Moss: Is it the Bank of the Ozarks?
Mullowney: And I provided them with a copy of the cashier’s cheque and their head office tells me this cashier’s cheque was not issued by the Bank of the Ozarks.
Moss: Which branch did you contact?
Mullowney: I contacted their head office.
Moss: OK and they told you what?
Mullowney: That this cheque is fraudulent.
Moss: [long pause] You didn’t provide him our number with that?
Mullowney: Well this is a cashier’s cheque. So-
Moss: I mean I have an account with them. Did you provide a name and [unintelligible] Mullowney: Well I showed them the cheque.
Mullowney: And they said no such cheque has ever been issued by the Bank of the Ozarks, it’s never been cashed, they have no records whatsoever.
Moss: OK, that’s some mix-up there. What I’ll have to do first off is I’ll go through your email and I’ll respond appropriately. Meanwhile I’ll definitely have to give a call to them myself.
Mullowney: Right. I also noticed that these two cheques that you’ve sent me were both photographed on the same piece of paper, the same background.

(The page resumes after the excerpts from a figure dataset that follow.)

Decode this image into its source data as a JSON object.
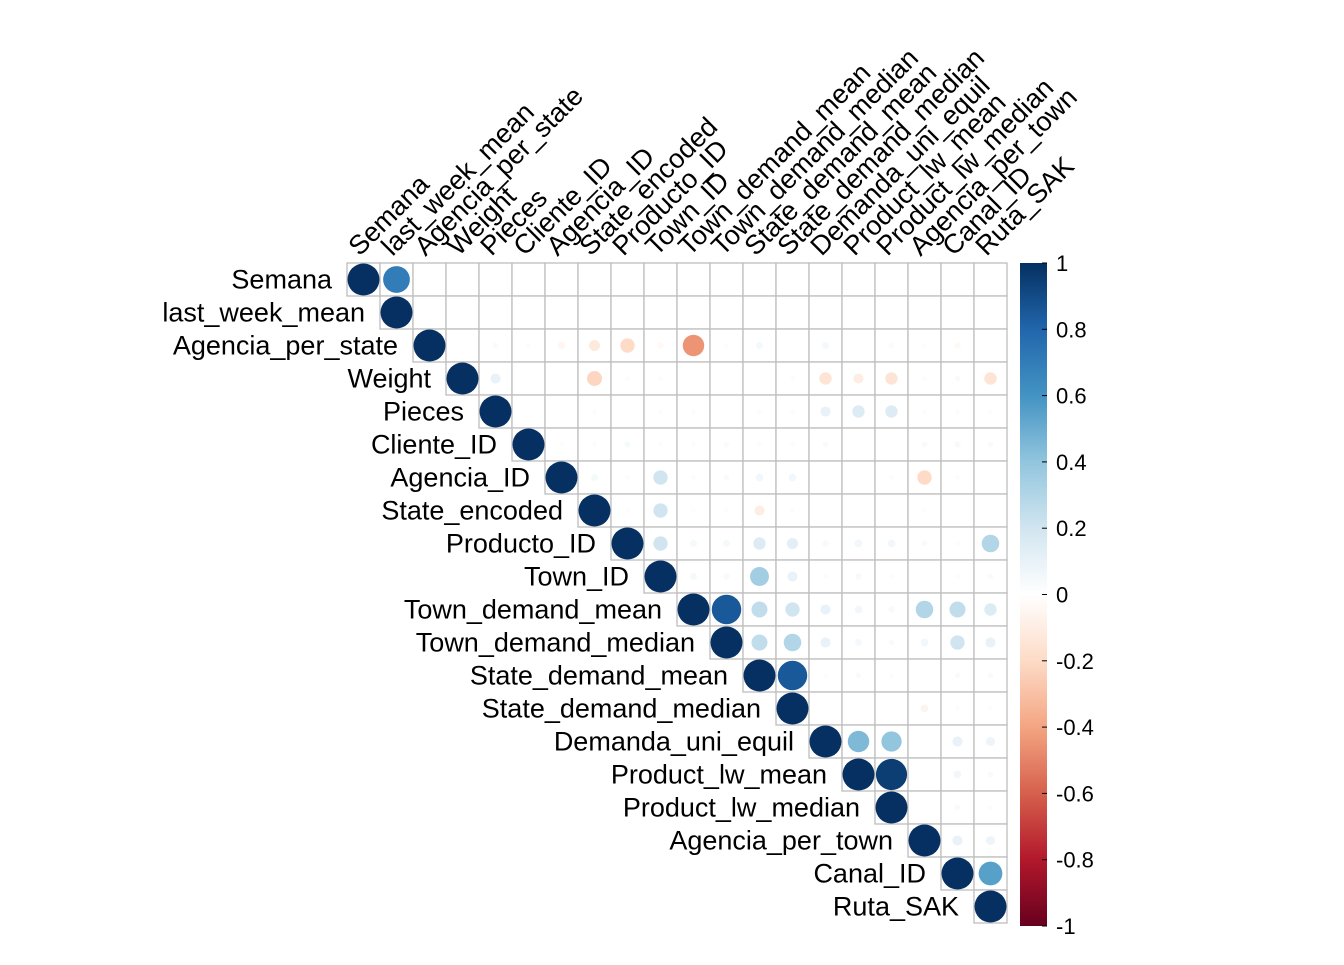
{
  "chart_data": {
    "type": "heatmap",
    "subtype": "correlation-matrix-upper-circles",
    "labels": [
      "Semana",
      "last_week_mean",
      "Agencia_per_state",
      "Weight",
      "Pieces",
      "Cliente_ID",
      "Agencia_ID",
      "State_encoded",
      "Producto_ID",
      "Town_ID",
      "Town_demand_mean",
      "Town_demand_median",
      "State_demand_mean",
      "State_demand_median",
      "Demanda_uni_equil",
      "Product_lw_mean",
      "Product_lw_median",
      "Agencia_per_town",
      "Canal_ID",
      "Ruta_SAK"
    ],
    "matrix": [
      [
        1,
        0.7,
        0,
        0,
        0,
        0,
        0,
        0,
        0,
        0,
        0,
        0,
        0,
        0,
        0,
        0,
        0,
        0,
        0,
        0
      ],
      [
        null,
        1,
        0,
        0,
        0,
        0,
        0,
        0,
        0,
        0,
        0,
        0,
        0,
        0,
        0,
        0,
        0,
        0,
        0,
        0
      ],
      [
        null,
        null,
        1,
        0,
        0.03,
        0.02,
        -0.05,
        -0.12,
        -0.2,
        -0.04,
        -0.45,
        0.02,
        0.05,
        0.01,
        0.05,
        0,
        -0.03,
        0.02,
        -0.04,
        0
      ],
      [
        null,
        null,
        null,
        1,
        0.1,
        0,
        0,
        -0.22,
        0.02,
        0.02,
        0.01,
        0.01,
        0.01,
        0.02,
        -0.15,
        -0.1,
        -0.15,
        0.02,
        0.03,
        -0.15
      ],
      [
        null,
        null,
        null,
        null,
        1,
        0,
        0,
        0.02,
        0,
        0.02,
        0.02,
        0.01,
        0.02,
        0.02,
        0.1,
        0.15,
        0.15,
        0.02,
        0.02,
        0.02
      ],
      [
        null,
        null,
        null,
        null,
        null,
        1,
        0.02,
        0.02,
        0.04,
        0.02,
        0.02,
        -0.03,
        0.02,
        0.02,
        0.03,
        0.01,
        0,
        0.03,
        0.04,
        0.03
      ],
      [
        null,
        null,
        null,
        null,
        null,
        null,
        1,
        0.05,
        0.02,
        0.2,
        0.02,
        0.03,
        0.06,
        0.06,
        0,
        0,
        0.02,
        -0.2,
        0.02,
        0
      ],
      [
        null,
        null,
        null,
        null,
        null,
        null,
        null,
        1,
        0.02,
        0.2,
        0.02,
        0.02,
        -0.1,
        0.02,
        0,
        0,
        0,
        0.02,
        0,
        0
      ],
      [
        null,
        null,
        null,
        null,
        null,
        null,
        null,
        null,
        1,
        0.2,
        0.05,
        0.05,
        0.15,
        0.12,
        0.04,
        0.06,
        0.06,
        0.03,
        0.02,
        0.3
      ],
      [
        null,
        null,
        null,
        null,
        null,
        null,
        null,
        null,
        null,
        1,
        0.05,
        0.04,
        0.35,
        0.1,
        0.02,
        0.04,
        0.02,
        0.01,
        0.02,
        0.03
      ],
      [
        null,
        null,
        null,
        null,
        null,
        null,
        null,
        null,
        null,
        null,
        1,
        0.85,
        0.25,
        0.2,
        0.1,
        0.06,
        0.04,
        0.3,
        0.25,
        0.15
      ],
      [
        null,
        null,
        null,
        null,
        null,
        null,
        null,
        null,
        null,
        null,
        null,
        1,
        0.25,
        0.3,
        0.1,
        0.05,
        0.03,
        0.06,
        0.2,
        0.1
      ],
      [
        null,
        null,
        null,
        null,
        null,
        null,
        null,
        null,
        null,
        null,
        null,
        null,
        1,
        0.85,
        0.02,
        0.03,
        0.02,
        0,
        0.03,
        0.03
      ],
      [
        null,
        null,
        null,
        null,
        null,
        null,
        null,
        null,
        null,
        null,
        null,
        null,
        null,
        1,
        0.01,
        0.01,
        0.01,
        -0.06,
        0.02,
        0.02
      ],
      [
        null,
        null,
        null,
        null,
        null,
        null,
        null,
        null,
        null,
        null,
        null,
        null,
        null,
        null,
        1,
        0.45,
        0.4,
        0,
        0.1,
        0.08
      ],
      [
        null,
        null,
        null,
        null,
        null,
        null,
        null,
        null,
        null,
        null,
        null,
        null,
        null,
        null,
        null,
        1,
        0.95,
        0.01,
        0.06,
        0.03
      ],
      [
        null,
        null,
        null,
        null,
        null,
        null,
        null,
        null,
        null,
        null,
        null,
        null,
        null,
        null,
        null,
        null,
        1,
        0.01,
        0.03,
        0.02
      ],
      [
        null,
        null,
        null,
        null,
        null,
        null,
        null,
        null,
        null,
        null,
        null,
        null,
        null,
        null,
        null,
        null,
        null,
        1,
        0.1,
        0.08
      ],
      [
        null,
        null,
        null,
        null,
        null,
        null,
        null,
        null,
        null,
        null,
        null,
        null,
        null,
        null,
        null,
        null,
        null,
        null,
        1,
        0.55
      ],
      [
        null,
        null,
        null,
        null,
        null,
        null,
        null,
        null,
        null,
        null,
        null,
        null,
        null,
        null,
        null,
        null,
        null,
        null,
        null,
        1
      ]
    ],
    "colorbar": {
      "range": [
        -1,
        1
      ],
      "ticks": [
        "1",
        "0.8",
        "0.6",
        "0.4",
        "0.2",
        "0",
        "-0.2",
        "-0.4",
        "-0.6",
        "-0.8",
        "-1"
      ],
      "colors": [
        "#053061",
        "#2166AC",
        "#4393C3",
        "#92C5DE",
        "#D1E5F0",
        "#FFFFFF",
        "#FDDBC7",
        "#F4A582",
        "#D6604D",
        "#B2182B",
        "#67001F"
      ]
    },
    "grid": true,
    "legend": "right"
  }
}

And I look at the metadata for each of these photographs and both of these photographs were taken yesterday.
Moss: [long pause] Sorry, I’m not following at this point.
Mullowney: The metadata. If I look at the code. These are digital images that have code. If you look at the code, the meta data – hello?

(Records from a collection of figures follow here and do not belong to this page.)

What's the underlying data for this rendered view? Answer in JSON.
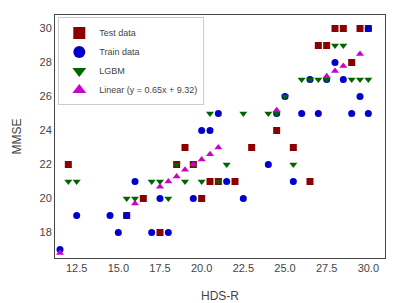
{
  "chart_data": {
    "type": "scatter",
    "xlabel": "HDS-R",
    "ylabel": "MMSE",
    "series": [
      {
        "name": "Test data",
        "color": "#8b0000",
        "marker": "square-x",
        "x": [
          12.0,
          15.5,
          16.5,
          17.5,
          18.5,
          19.0,
          19.5,
          20.0,
          20.5,
          21.0,
          22.0,
          23.0,
          24.5,
          25.5,
          26.5,
          27.0,
          27.5,
          28.0,
          28.5,
          29.0,
          29.5,
          30.0
        ],
        "values": [
          22,
          19,
          20,
          18,
          22,
          23,
          22,
          20,
          21,
          21,
          21,
          23,
          24,
          23,
          21,
          29,
          29,
          30,
          30,
          28,
          30,
          30
        ]
      },
      {
        "name": "Train data",
        "color": "#0000cc",
        "marker": "circle",
        "x": [
          11.5,
          12.5,
          14.5,
          15.0,
          15.5,
          16.0,
          17.0,
          17.5,
          18.0,
          19.5,
          20.0,
          20.5,
          21.0,
          21.5,
          22.5,
          24.0,
          24.5,
          25.0,
          25.5,
          26.0,
          26.5,
          27.0,
          27.5,
          28.0,
          28.5,
          29.0,
          29.5,
          30.0,
          30.0
        ],
        "values": [
          17,
          19,
          19,
          18,
          19,
          21,
          18,
          20,
          18,
          20,
          24,
          24,
          25,
          21,
          20,
          22,
          25,
          26,
          21,
          25,
          27,
          25,
          27,
          28,
          27,
          25,
          26,
          25,
          30
        ]
      },
      {
        "name": "LGBM",
        "color": "#006400",
        "marker": "triangle-down",
        "x": [
          12.0,
          12.5,
          15.5,
          16.0,
          17.0,
          17.5,
          18.0,
          18.5,
          19.0,
          19.5,
          20.0,
          20.5,
          21.0,
          21.5,
          22.5,
          24.0,
          24.5,
          25.0,
          25.5,
          26.0,
          26.5,
          27.0,
          27.5,
          28.0,
          28.5,
          29.0,
          29.5,
          30.0
        ],
        "values": [
          21,
          21,
          20,
          20,
          21,
          21,
          20,
          22,
          21,
          22,
          21,
          25,
          21,
          22,
          25,
          25,
          25,
          26,
          22,
          27,
          27,
          27,
          27,
          29,
          29,
          27,
          27,
          27
        ]
      },
      {
        "name": "Linear (y = 0.65x + 9.32)",
        "color": "#cc00cc",
        "marker": "triangle-up",
        "x": [
          11.5,
          16.0,
          17.5,
          18.0,
          18.5,
          19.0,
          19.5,
          20.0,
          20.5,
          21.0,
          24.5,
          27.5,
          28.0,
          28.5,
          29.5
        ],
        "values": [
          16.8,
          19.7,
          20.7,
          21.0,
          21.3,
          21.7,
          22.0,
          22.3,
          22.6,
          23.0,
          25.2,
          27.2,
          27.5,
          27.8,
          28.5
        ]
      }
    ],
    "xlim": [
      11.2,
      31.0
    ],
    "ylim": [
      16.5,
      30.8
    ],
    "xticks": [
      12.5,
      {
        "value": 15.0,
        "label": "15.0"
      },
      17.5,
      {
        "value": 20.0,
        "label": "20.0"
      },
      22.5,
      {
        "value": 25.0,
        "label": "25.0"
      },
      27.5,
      {
        "value": 30.0,
        "label": "30.0"
      }
    ],
    "yticks": [
      18,
      20,
      22,
      24,
      26,
      28,
      30
    ],
    "grid": false,
    "legend": "upper left"
  }
}
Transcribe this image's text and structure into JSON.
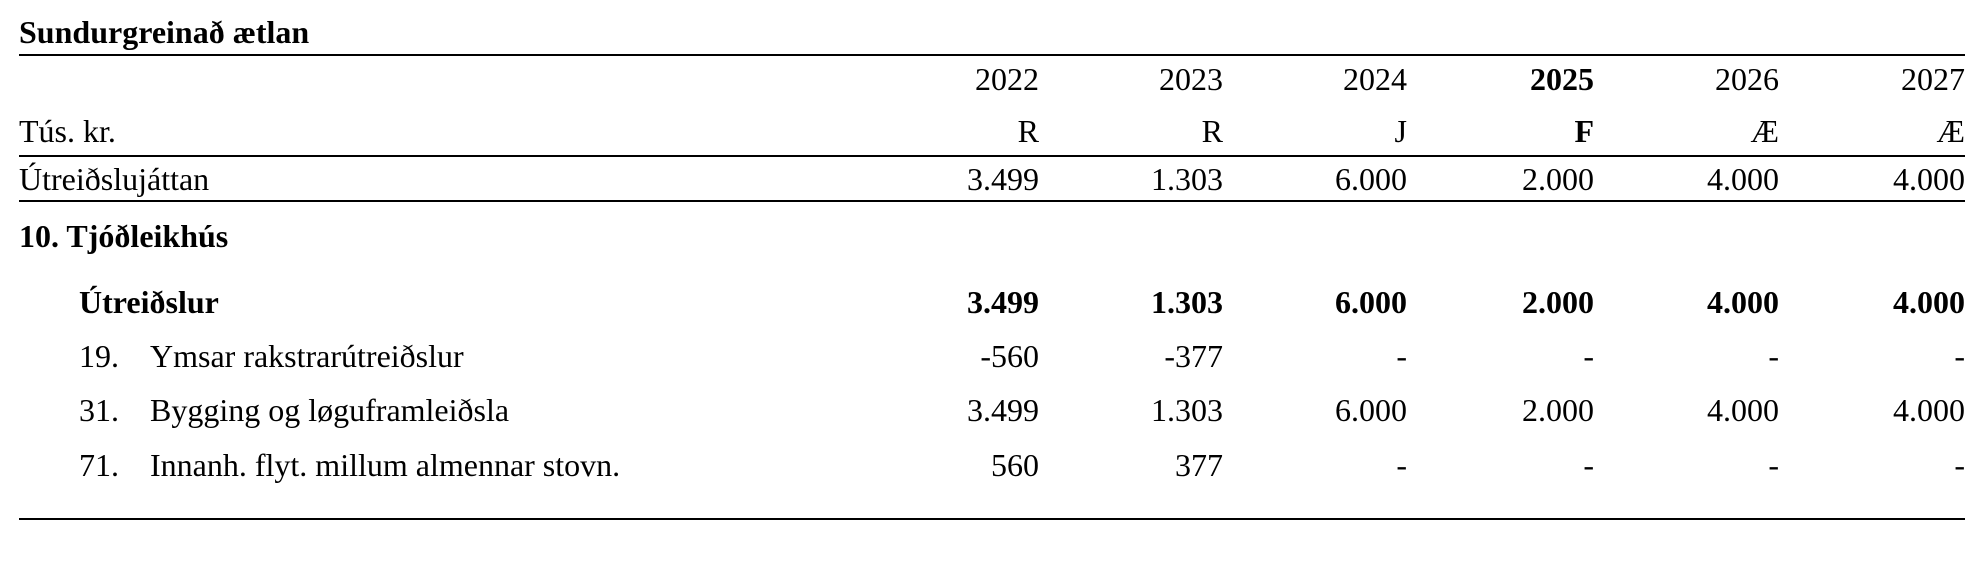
{
  "header": {
    "title": "Sundurgreinað ætlan"
  },
  "table": {
    "years": [
      "2022",
      "2023",
      "2024",
      "2025",
      "2026",
      "2027"
    ],
    "codes": [
      "R",
      "R",
      "J",
      "F",
      "Æ",
      "Æ"
    ],
    "unit": "Tús. kr.",
    "rows": [
      {
        "label": "Útreiðslujáttan",
        "values": [
          "3.499",
          "1.303",
          "6.000",
          "2.000",
          "4.000",
          "4.000"
        ]
      },
      {
        "label": "10. Tjóðleikhús"
      },
      {
        "label": "Útreiðslur",
        "values": [
          "3.499",
          "1.303",
          "6.000",
          "2.000",
          "4.000",
          "4.000"
        ]
      },
      {
        "number": "19.",
        "label": "Ymsar rakstrarútreiðslur",
        "values": [
          "-560",
          "-377",
          "-",
          "-",
          "-",
          "-"
        ]
      },
      {
        "number": "31.",
        "label": "Bygging og løguframleiðsla",
        "values": [
          "3.499",
          "1.303",
          "6.000",
          "2.000",
          "4.000",
          "4.000"
        ]
      },
      {
        "number": "71.",
        "label": "Innanh. flyt. millum almennar stovn.",
        "values": [
          "560",
          "377",
          "-",
          "-",
          "-",
          "-"
        ]
      }
    ]
  }
}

Moss: Hello? I’m right here.
Mullowney: If you look at the metadata for these photographs, it appears that both of these photographs were taken at the same time at the same place, which was yesterday. But you told me that you don’t have these cheques in your possession.
Moss: Alright, your metadata must not be correct, then.

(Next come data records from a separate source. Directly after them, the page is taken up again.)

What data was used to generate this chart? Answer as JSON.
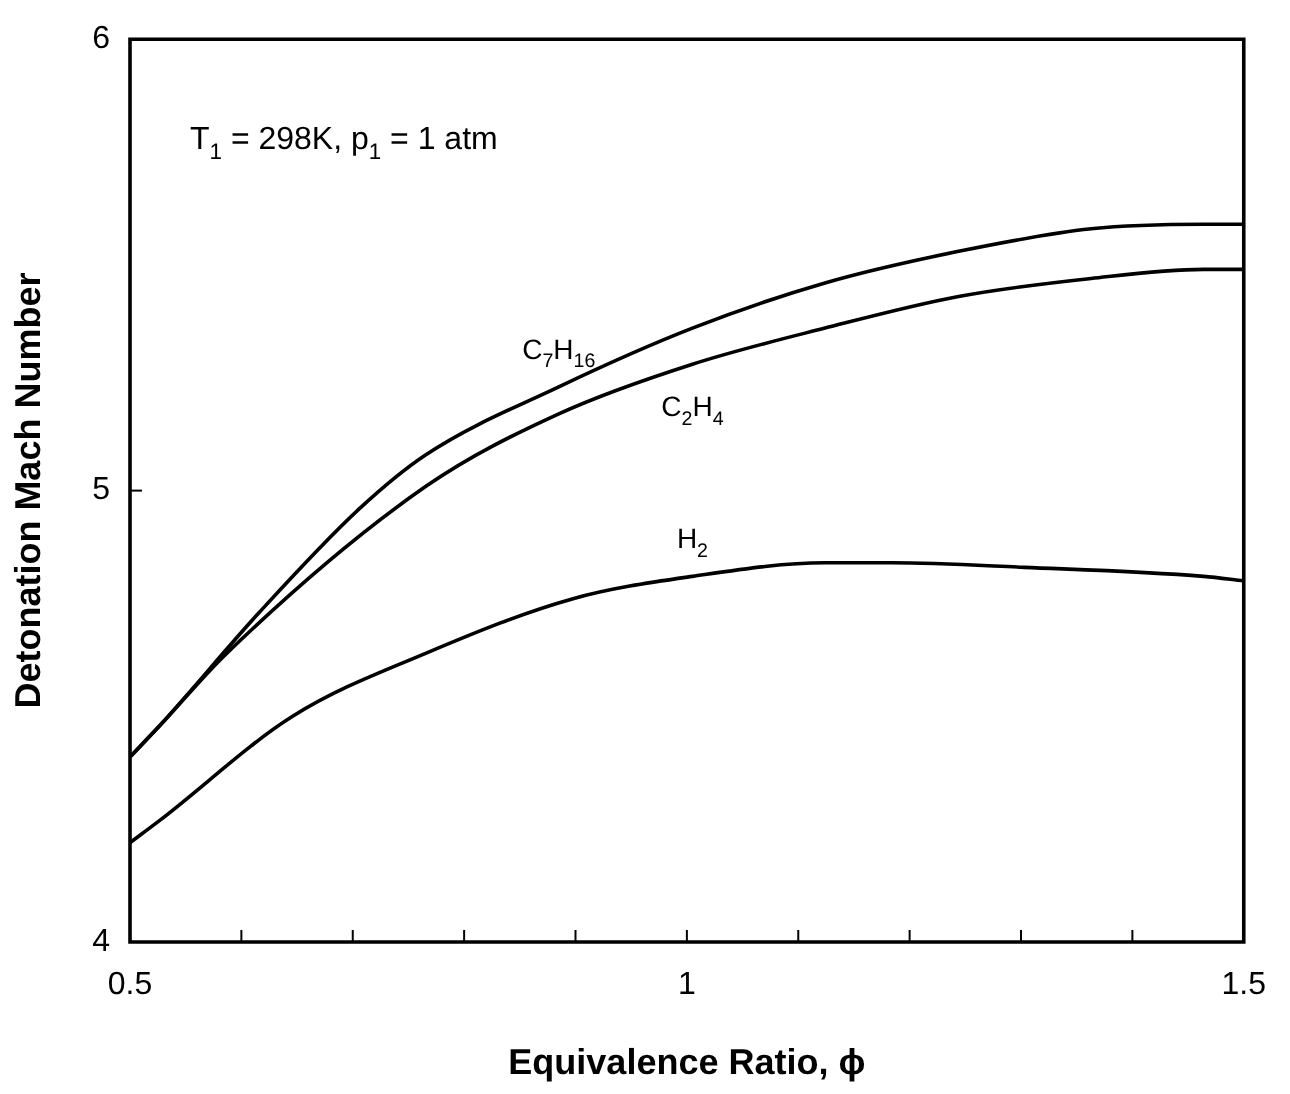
{
  "chart_data": {
    "type": "line",
    "xlabel": "Equivalence Ratio, ϕ",
    "ylabel": "Detonation Mach Number",
    "xlim": [
      0.5,
      1.5
    ],
    "ylim": [
      4,
      6
    ],
    "xticks": [
      0.5,
      {
        "value": 0.6,
        "label": null
      },
      {
        "value": 0.7,
        "label": null
      },
      {
        "value": 0.8,
        "label": null
      },
      {
        "value": 0.9,
        "label": null
      },
      1,
      {
        "value": 1.1,
        "label": null
      },
      {
        "value": 1.2,
        "label": null
      },
      {
        "value": 1.3,
        "label": null
      },
      {
        "value": 1.4,
        "label": null
      },
      1.5
    ],
    "yticks": [
      4,
      5,
      6
    ],
    "grid": false,
    "legend": false,
    "marker": "none",
    "line_style": "solid",
    "series": [
      {
        "name": "C$_{7}$H$_{16}$",
        "color": "#000000",
        "x": [
          0.5,
          0.527,
          0.616,
          0.706,
          0.766,
          0.885,
          1.005,
          1.124,
          1.244,
          1.363,
          1.464,
          1.5
        ],
        "values": [
          4.41,
          4.48,
          4.73,
          4.96,
          5.08,
          5.23,
          5.36,
          5.46,
          5.53,
          5.58,
          5.59,
          5.59
        ]
      },
      {
        "name": "C$_{2}$H$_{4}$",
        "color": "#000000",
        "x": [
          0.5,
          0.527,
          0.587,
          0.766,
          0.885,
          1.005,
          1.124,
          1.244,
          1.363,
          1.464,
          1.5
        ],
        "values": [
          4.41,
          4.48,
          4.64,
          5.01,
          5.17,
          5.28,
          5.36,
          5.43,
          5.47,
          5.49,
          5.49
        ]
      },
      {
        "name": "H$_{2}$",
        "color": "#000000",
        "x": [
          0.5,
          0.527,
          0.646,
          0.766,
          0.897,
          1.005,
          1.124,
          1.184,
          1.303,
          1.464,
          1.5
        ],
        "values": [
          4.22,
          4.27,
          4.5,
          4.64,
          4.76,
          4.81,
          4.84,
          4.84,
          4.83,
          4.81,
          4.8
        ]
      }
    ],
    "annotations": [
      "T$_{1}$ = 298K, p$_{1}$ = 1 atm"
    ]
  }
}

Mullowney: So the bank is wrong and the metadata is wrong. Is that what you’re telling me?
Protect Yourself Against Phishing Scams
To avoid falling for a similar scam, you need to be vigilant. Here are few tips from around the web on how to keep your sensitive information safe:
- Always be suspicious with your email. Do not open spam email, and always be cautious with emails that request personal information. Remember, trustworthy sources will not ask for your password or credit card number via email.
- Never click links, download files, or open attachments from unknown senders.
- Do not communicate sensitive or financial information via email.
- Be suspicious if an email ask for any personal information. Phishing sites often spoof the look of legitimate websites, so be careful.
- Do not enter any information or click any links on a popup screen.
And always remember – if it sounds too good to be true, it probably is!